India’s economic challenge is not jobs but incomes. Despite low unemployment, most workers earn close to subsistence levels. Experts like Manish Sabharwal of TeamLease stress that wages don’t rise through outrage or policy mandates but through productivity, skills, and shifting labour from farms to non-farm sectors. With nearly 45% of India’s workforce stuck in agriculture, wage growth remains limited. Only 11% work in manufacturing, and even there, conditions are poor less than 20% have contracts or social security.
Roshan Kishore, citing PLFS data, highlights that average wages remain worryingly low, with many households spending more than they earn. This explains the political traction for cash transfers of ₹2,000–₹3,000 per month. Formal manufacturing adds far more value than informal units, yet informal factories employ twice as many workers, keeping incomes suppressed.

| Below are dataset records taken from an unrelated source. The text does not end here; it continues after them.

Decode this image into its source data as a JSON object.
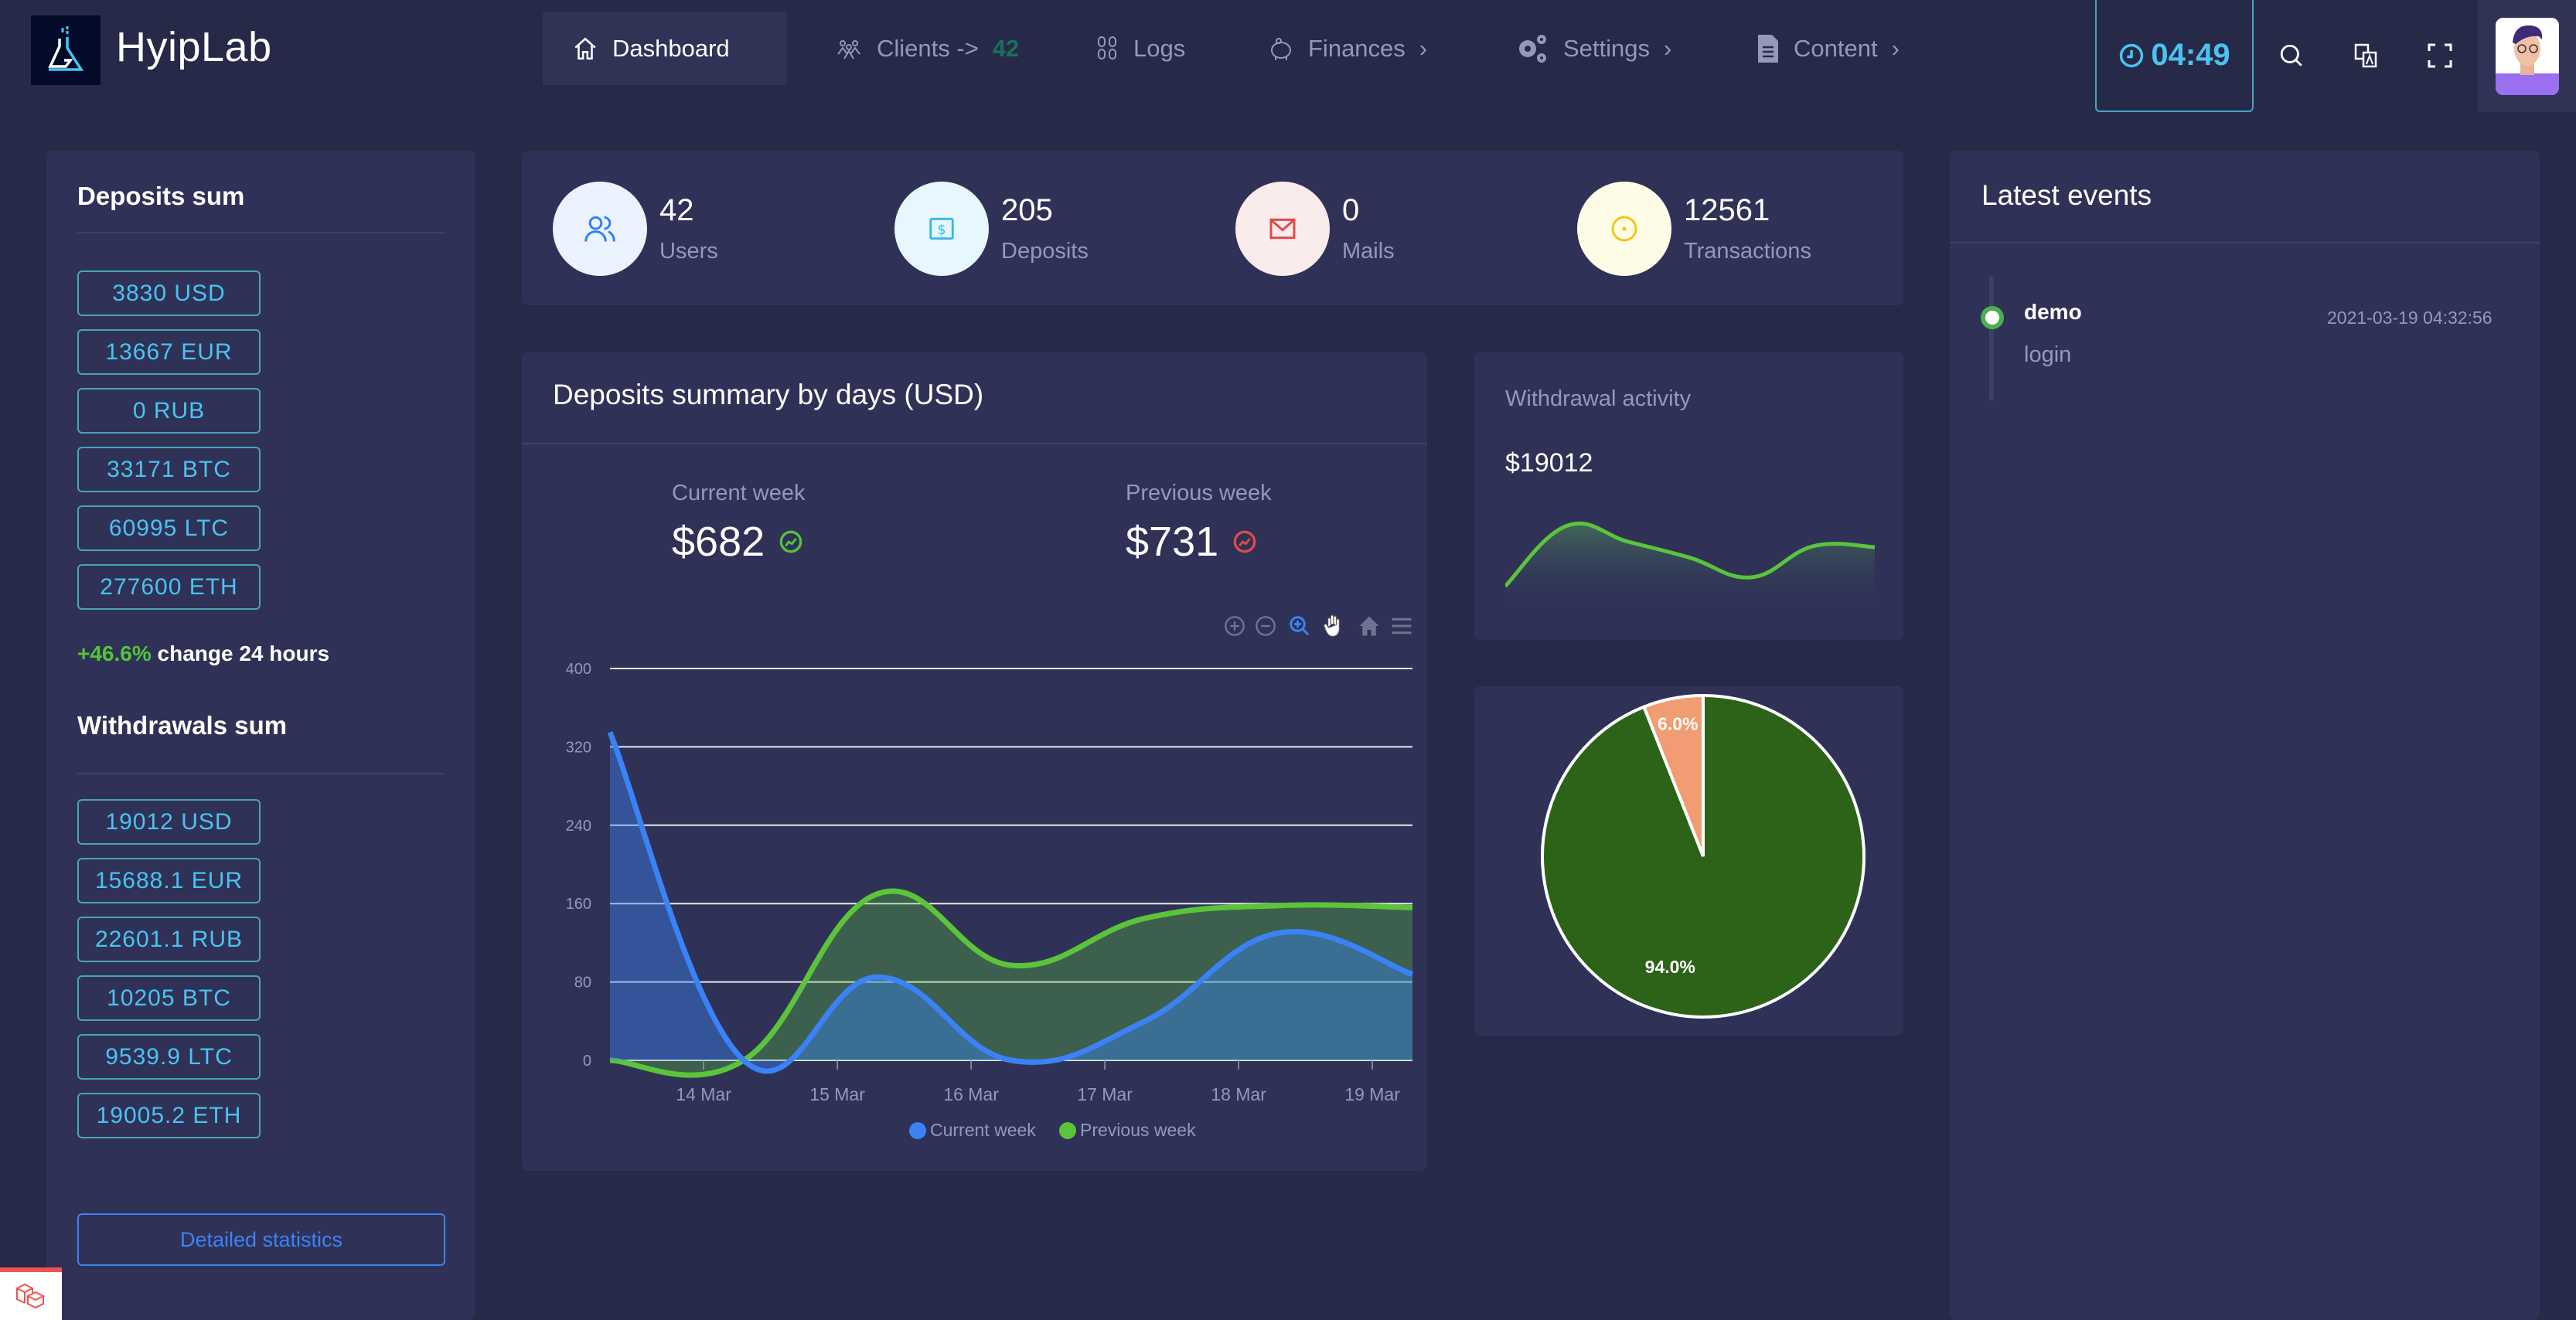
{
  "header": {
    "logo_text": "HyipLab",
    "nav": [
      {
        "label": "Dashboard",
        "icon": "home-icon",
        "active": true
      },
      {
        "label": "Clients ->",
        "badge": "42",
        "icon": "users-icon"
      },
      {
        "label": "Logs",
        "icon": "logs-icon"
      },
      {
        "label": "Finances",
        "chevron": "›",
        "icon": "piggy-bank-icon"
      },
      {
        "label": "Settings",
        "chevron": "›",
        "icon": "gears-icon"
      },
      {
        "label": "Content",
        "chevron": "›",
        "icon": "document-icon"
      }
    ],
    "timer": "04:49"
  },
  "left_panel": {
    "deposits_title": "Deposits sum",
    "deposits": [
      "3830 USD",
      "13667 EUR",
      "0 RUB",
      "33171 BTC",
      "60995 LTC",
      "277600 ETH"
    ],
    "change_value": "+46.6%",
    "change_label": "change 24 hours",
    "withdrawals_title": "Withdrawals sum",
    "withdrawals": [
      "19012 USD",
      "15688.1 EUR",
      "22601.1 RUB",
      "10205 BTC",
      "9539.9 LTC",
      "19005.2 ETH"
    ],
    "detail_button": "Detailed statistics"
  },
  "stats": [
    {
      "value": "42",
      "label": "Users",
      "color": "#2f7ff0",
      "bg": "#eaf3ff"
    },
    {
      "value": "205",
      "label": "Deposits",
      "color": "#38b6e8",
      "bg": "#e6f8fd"
    },
    {
      "value": "0",
      "label": "Mails",
      "color": "#e04a4a",
      "bg": "#fbecec"
    },
    {
      "value": "12561",
      "label": "Transactions",
      "color": "#f5c518",
      "bg": "#fefce6"
    }
  ],
  "deposits_chart_card": {
    "title": "Deposits summary by days (USD)",
    "current_week_label": "Current week",
    "current_week_value": "$682",
    "previous_week_label": "Previous week",
    "previous_week_value": "$731"
  },
  "withdrawal_activity": {
    "title": "Withdrawal activity",
    "value": "$19012",
    "sparkline": [
      10,
      78,
      60,
      42,
      20,
      55,
      54
    ]
  },
  "latest_events": {
    "title": "Latest events",
    "items": [
      {
        "user": "demo",
        "action": "login",
        "time": "2021-03-19 04:32:56"
      }
    ]
  },
  "chart_data": [
    {
      "type": "area",
      "title": "Deposits summary by days (USD)",
      "xlabel": "",
      "ylabel": "",
      "x_ticks": [
        "14 Mar",
        "15 Mar",
        "16 Mar",
        "17 Mar",
        "18 Mar",
        "19 Mar"
      ],
      "x_points": [
        13.3,
        14.3,
        15.3,
        16.3,
        17.3,
        18.3,
        19.3
      ],
      "y_ticks": [
        0,
        80,
        160,
        240,
        320,
        400
      ],
      "ylim": [
        0,
        400
      ],
      "grid": true,
      "legend": "bottom",
      "series": [
        {
          "name": "Current week",
          "color": "#3b82f6",
          "values": [
            335,
            0,
            85,
            0,
            40,
            130,
            88
          ]
        },
        {
          "name": "Previous week",
          "color": "#5bc43a",
          "values": [
            0,
            0,
            170,
            97,
            145,
            158,
            156
          ]
        }
      ]
    },
    {
      "type": "pie",
      "title": "",
      "legend": "none",
      "slices": [
        {
          "label": "94.0%",
          "value": 94.0,
          "color": "#2c6318"
        },
        {
          "label": "6.0%",
          "value": 6.0,
          "color": "#f19c72"
        }
      ]
    }
  ]
}
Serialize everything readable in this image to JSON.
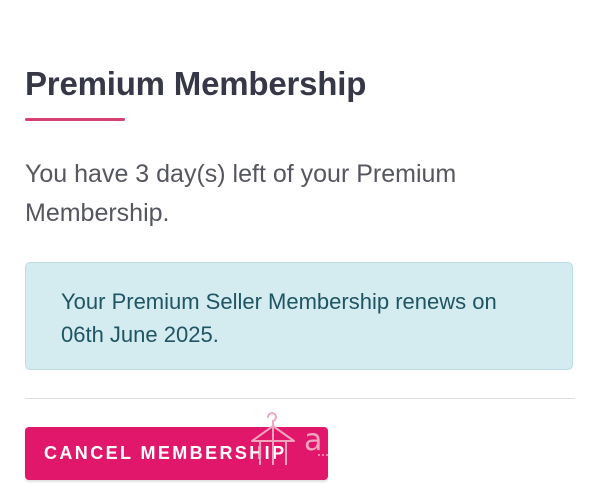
{
  "membership": {
    "title": "Premium Membership",
    "description": "You have 3 day(s) left of your Premium Membership.",
    "renewal_notice": "Your Premium Seller Membership renews on 06th June 2025.",
    "cancel_label": "CANCEL MEMBERSHIP"
  },
  "overlay": {
    "icon": "accessibility-hanger-icon"
  },
  "colors": {
    "accent": "#e0176a",
    "underline": "#d83f74",
    "info_bg": "#d4ebf0",
    "info_text": "#1f5563",
    "title_text": "#363847"
  }
}
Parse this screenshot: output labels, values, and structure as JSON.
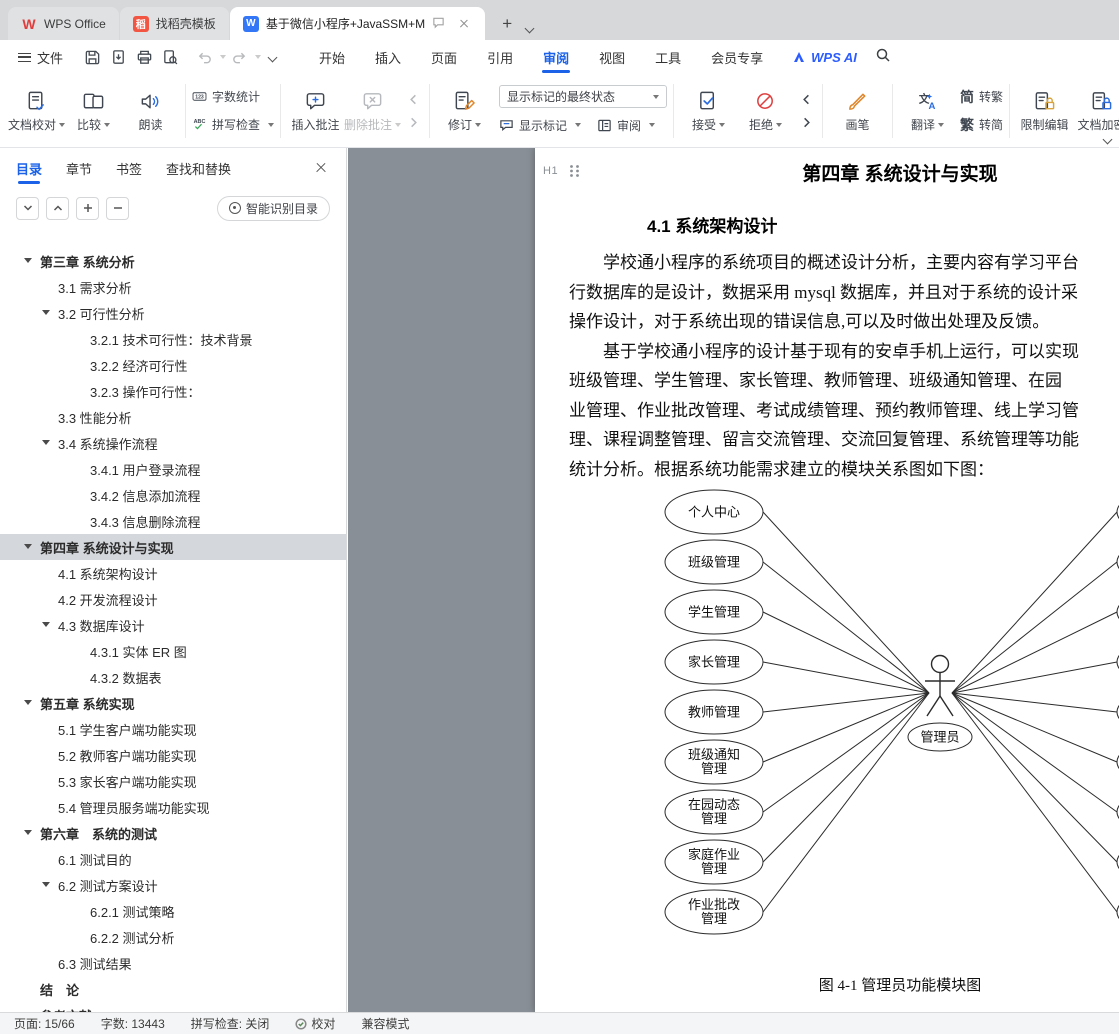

Amit Basole adds that surplus labour weakens bargaining power, preventing workers from sharing productivity gains. Minimum wage hikes, even when implemented, benefit only a small formal sector and often exclude younger or informal workers. In fact, raising wages artificially can reduce formalisation.
Experts conclude that India needs structural reforms moving millions from farms to productive jobs, improving skills, and enabling collective bargaining. Minimum wage hikes alone are no cure; only higher productivity and better labour mobility can lift incomes sustainably.